Albert Einstein sticks out his tongue at reporters on his 72nd birthday.… (Arthur Sasse / AFP/Getty…)
Stop what you are doing and try saying this 10 times fast: "pad kid poured curd pulled cod."
Feeling tongue tied? You should. You just tried what might be one of the trickiest tongue twisters ever devised.
In a recent study, a research team found that "pad kid poured curd pulled cod" tripped up test subjects more than any other tongue twister they were asked to say. In fact, many people gave up on saying the phrase all together.
"If anyone can say this 10 times quickly, they get a prize," Stefanie Shattuck-Hufnagel, a psychologist at MIT, said in a statement.

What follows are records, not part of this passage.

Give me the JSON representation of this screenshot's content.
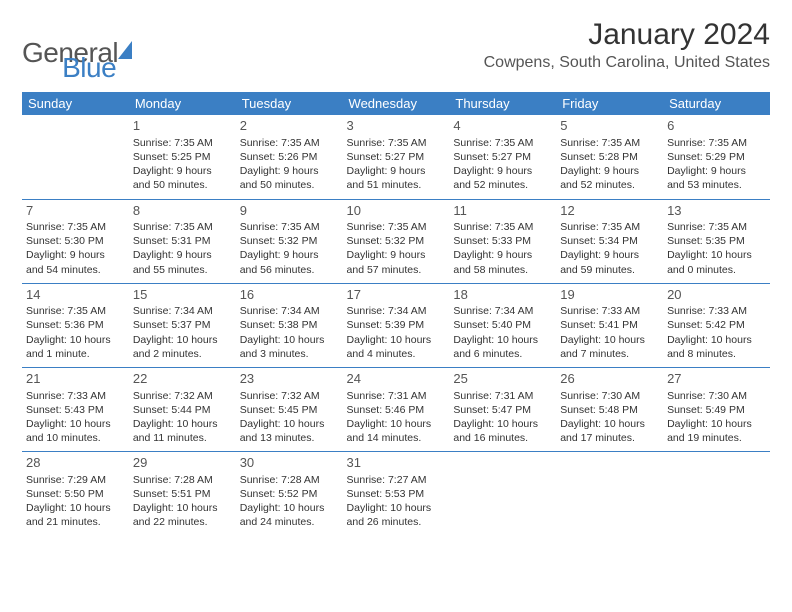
{
  "logo": {
    "part1": "General",
    "part2": "Blue"
  },
  "title": "January 2024",
  "location": "Cowpens, South Carolina, United States",
  "day_headers": [
    "Sunday",
    "Monday",
    "Tuesday",
    "Wednesday",
    "Thursday",
    "Friday",
    "Saturday"
  ],
  "header_bg": "#3b7fc4",
  "weeks": [
    [
      null,
      {
        "n": "1",
        "sr": "Sunrise: 7:35 AM",
        "ss": "Sunset: 5:25 PM",
        "dl": "Daylight: 9 hours and 50 minutes."
      },
      {
        "n": "2",
        "sr": "Sunrise: 7:35 AM",
        "ss": "Sunset: 5:26 PM",
        "dl": "Daylight: 9 hours and 50 minutes."
      },
      {
        "n": "3",
        "sr": "Sunrise: 7:35 AM",
        "ss": "Sunset: 5:27 PM",
        "dl": "Daylight: 9 hours and 51 minutes."
      },
      {
        "n": "4",
        "sr": "Sunrise: 7:35 AM",
        "ss": "Sunset: 5:27 PM",
        "dl": "Daylight: 9 hours and 52 minutes."
      },
      {
        "n": "5",
        "sr": "Sunrise: 7:35 AM",
        "ss": "Sunset: 5:28 PM",
        "dl": "Daylight: 9 hours and 52 minutes."
      },
      {
        "n": "6",
        "sr": "Sunrise: 7:35 AM",
        "ss": "Sunset: 5:29 PM",
        "dl": "Daylight: 9 hours and 53 minutes."
      }
    ],
    [
      {
        "n": "7",
        "sr": "Sunrise: 7:35 AM",
        "ss": "Sunset: 5:30 PM",
        "dl": "Daylight: 9 hours and 54 minutes."
      },
      {
        "n": "8",
        "sr": "Sunrise: 7:35 AM",
        "ss": "Sunset: 5:31 PM",
        "dl": "Daylight: 9 hours and 55 minutes."
      },
      {
        "n": "9",
        "sr": "Sunrise: 7:35 AM",
        "ss": "Sunset: 5:32 PM",
        "dl": "Daylight: 9 hours and 56 minutes."
      },
      {
        "n": "10",
        "sr": "Sunrise: 7:35 AM",
        "ss": "Sunset: 5:32 PM",
        "dl": "Daylight: 9 hours and 57 minutes."
      },
      {
        "n": "11",
        "sr": "Sunrise: 7:35 AM",
        "ss": "Sunset: 5:33 PM",
        "dl": "Daylight: 9 hours and 58 minutes."
      },
      {
        "n": "12",
        "sr": "Sunrise: 7:35 AM",
        "ss": "Sunset: 5:34 PM",
        "dl": "Daylight: 9 hours and 59 minutes."
      },
      {
        "n": "13",
        "sr": "Sunrise: 7:35 AM",
        "ss": "Sunset: 5:35 PM",
        "dl": "Daylight: 10 hours and 0 minutes."
      }
    ],
    [
      {
        "n": "14",
        "sr": "Sunrise: 7:35 AM",
        "ss": "Sunset: 5:36 PM",
        "dl": "Daylight: 10 hours and 1 minute."
      },
      {
        "n": "15",
        "sr": "Sunrise: 7:34 AM",
        "ss": "Sunset: 5:37 PM",
        "dl": "Daylight: 10 hours and 2 minutes."
      },
      {
        "n": "16",
        "sr": "Sunrise: 7:34 AM",
        "ss": "Sunset: 5:38 PM",
        "dl": "Daylight: 10 hours and 3 minutes."
      },
      {
        "n": "17",
        "sr": "Sunrise: 7:34 AM",
        "ss": "Sunset: 5:39 PM",
        "dl": "Daylight: 10 hours and 4 minutes."
      },
      {
        "n": "18",
        "sr": "Sunrise: 7:34 AM",
        "ss": "Sunset: 5:40 PM",
        "dl": "Daylight: 10 hours and 6 minutes."
      },
      {
        "n": "19",
        "sr": "Sunrise: 7:33 AM",
        "ss": "Sunset: 5:41 PM",
        "dl": "Daylight: 10 hours and 7 minutes."
      },
      {
        "n": "20",
        "sr": "Sunrise: 7:33 AM",
        "ss": "Sunset: 5:42 PM",
        "dl": "Daylight: 10 hours and 8 minutes."
      }
    ],
    [
      {
        "n": "21",
        "sr": "Sunrise: 7:33 AM",
        "ss": "Sunset: 5:43 PM",
        "dl": "Daylight: 10 hours and 10 minutes."
      },
      {
        "n": "22",
        "sr": "Sunrise: 7:32 AM",
        "ss": "Sunset: 5:44 PM",
        "dl": "Daylight: 10 hours and 11 minutes."
      },
      {
        "n": "23",
        "sr": "Sunrise: 7:32 AM",
        "ss": "Sunset: 5:45 PM",
        "dl": "Daylight: 10 hours and 13 minutes."
      },
      {
        "n": "24",
        "sr": "Sunrise: 7:31 AM",
        "ss": "Sunset: 5:46 PM",
        "dl": "Daylight: 10 hours and 14 minutes."
      },
      {
        "n": "25",
        "sr": "Sunrise: 7:31 AM",
        "ss": "Sunset: 5:47 PM",
        "dl": "Daylight: 10 hours and 16 minutes."
      },
      {
        "n": "26",
        "sr": "Sunrise: 7:30 AM",
        "ss": "Sunset: 5:48 PM",
        "dl": "Daylight: 10 hours and 17 minutes."
      },
      {
        "n": "27",
        "sr": "Sunrise: 7:30 AM",
        "ss": "Sunset: 5:49 PM",
        "dl": "Daylight: 10 hours and 19 minutes."
      }
    ],
    [
      {
        "n": "28",
        "sr": "Sunrise: 7:29 AM",
        "ss": "Sunset: 5:50 PM",
        "dl": "Daylight: 10 hours and 21 minutes."
      },
      {
        "n": "29",
        "sr": "Sunrise: 7:28 AM",
        "ss": "Sunset: 5:51 PM",
        "dl": "Daylight: 10 hours and 22 minutes."
      },
      {
        "n": "30",
        "sr": "Sunrise: 7:28 AM",
        "ss": "Sunset: 5:52 PM",
        "dl": "Daylight: 10 hours and 24 minutes."
      },
      {
        "n": "31",
        "sr": "Sunrise: 7:27 AM",
        "ss": "Sunset: 5:53 PM",
        "dl": "Daylight: 10 hours and 26 minutes."
      },
      null,
      null,
      null
    ]
  ]
}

Shattuck-Hufnagel and her colleagues did not set out to invent the hardest tongue twister ever. Rather, they wanted to see if different types of tongue twisters cause different types of speech errors.

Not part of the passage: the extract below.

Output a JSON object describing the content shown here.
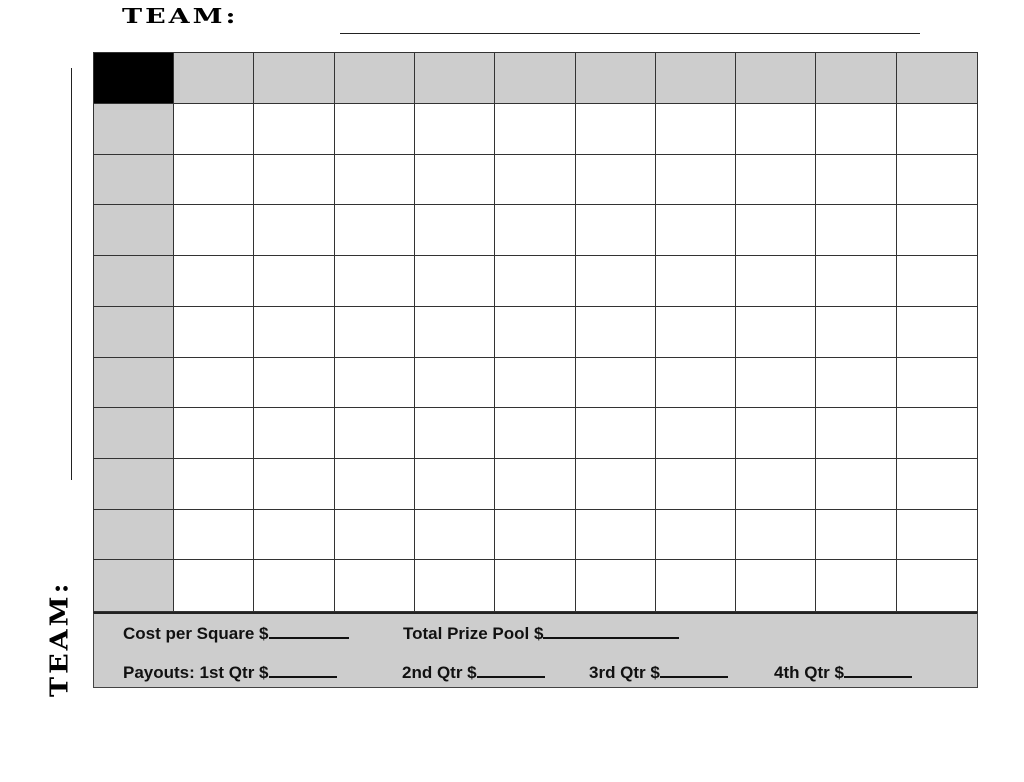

For example, most people will get tongue tied when they try to say "top cop" 10 times fast -- but the type of mistake they make is not always the same.

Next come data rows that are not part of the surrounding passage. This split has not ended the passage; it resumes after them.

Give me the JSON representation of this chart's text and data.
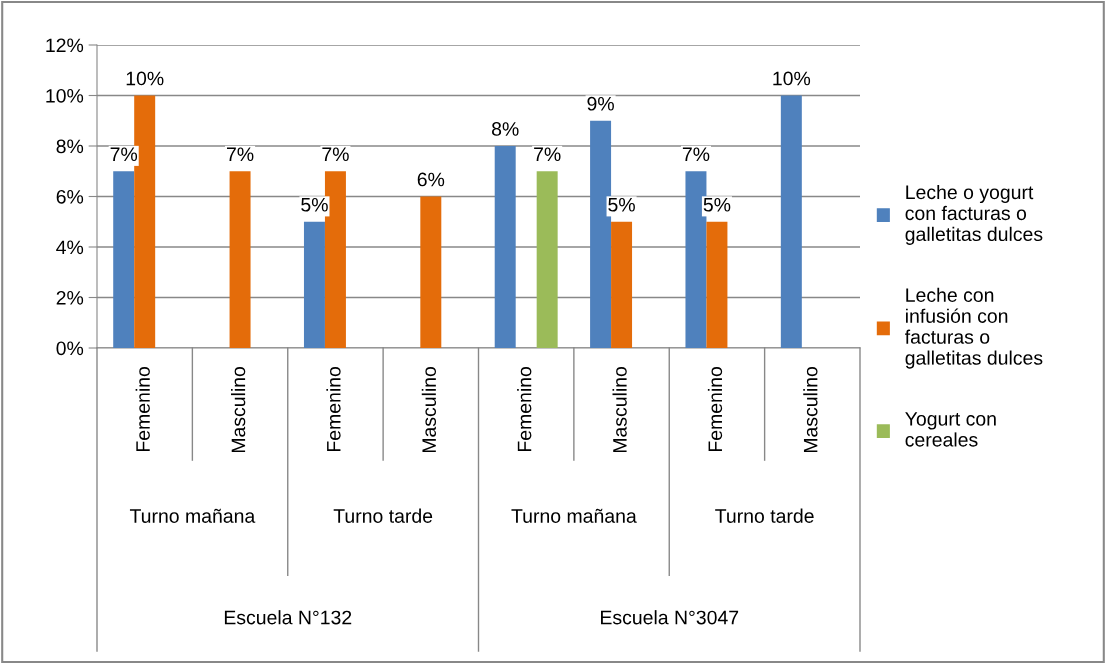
{
  "chart_data": {
    "type": "bar",
    "categories": [
      "Femenino",
      "Masculino",
      "Femenino",
      "Masculino",
      "Femenino",
      "Masculino",
      "Femenino",
      "Masculino"
    ],
    "series": [
      {
        "name": "Leche o yogurt\ncon facturas o\ngalletitas dulces",
        "color": "#4f81bd",
        "values": [
          7,
          null,
          5,
          null,
          8,
          9,
          7,
          10
        ],
        "value_labels": [
          "7%",
          null,
          "5%",
          null,
          "8%",
          "9%",
          "7%",
          "10%"
        ]
      },
      {
        "name": "Leche con\ninfusión con\nfacturas o\ngalletitas dulces",
        "color": "#e46c0a",
        "values": [
          10,
          7,
          7,
          6,
          null,
          5,
          5,
          null
        ],
        "value_labels": [
          "10%",
          "7%",
          "7%",
          "6%",
          null,
          "5%",
          "5%",
          null
        ]
      },
      {
        "name": "Yogurt con\ncereales",
        "color": "#9bbb59",
        "values": [
          null,
          null,
          null,
          null,
          7,
          null,
          null,
          null
        ],
        "value_labels": [
          null,
          null,
          null,
          null,
          "7%",
          null,
          null,
          null
        ]
      }
    ],
    "annotations": [
      "Turno mañana",
      "Turno tarde",
      "Turno mañana",
      "Turno tarde",
      "Escuela N°132",
      "Escuela N°3047"
    ],
    "ylim": [
      0,
      12
    ],
    "yticks": [
      {
        "value": 0,
        "label": "0%"
      },
      {
        "value": 2,
        "label": "2%"
      },
      {
        "value": 4,
        "label": "4%"
      },
      {
        "value": 6,
        "label": "6%"
      },
      {
        "value": 8,
        "label": "8%"
      },
      {
        "value": 10,
        "label": "10%"
      },
      {
        "value": 12,
        "label": "12%"
      }
    ],
    "grid": "y",
    "legend": "right"
  }
}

If you try to say "top cop" quickly it will often start to sound like "cop cop." But it turns out the error is not really a simple substitution of the "k" sound for the "t" sound. After recording participants in a previous study, the researchers found that sometimes the "t" and "k" sounds arrive at once, making something that sounds like "t'kop." Other times there is a delay between the two sounds with enough time for a vowel sound to pop in, so "top" becomes "tah-kop."
In this study, the researchers wanted to see if one type of mistake was more common when people said simple lists of words quickly -- like "top cop," compared with full sentence-type tongue twisters like "pad kid poured curd pulled cod."
They found that people were more likely to make the "t'kop" error with word lists, and more likely to make the "tah-kop" error with the sentence tongue twisters. However, they still don't know why.
For the next phase of their research, the scientists have already put tiny transducers on test subjects' tongues to measure their articulation as they struggle to say tricky word combinations. Ultimately, they would like to understand how the brain plans for these two different types of speech.
And, yes, the goal once again will be to trip people up.
"When things go wrong, that can tell you something about how the typical, error-free operations should go," Shattuck-Hufnagel said.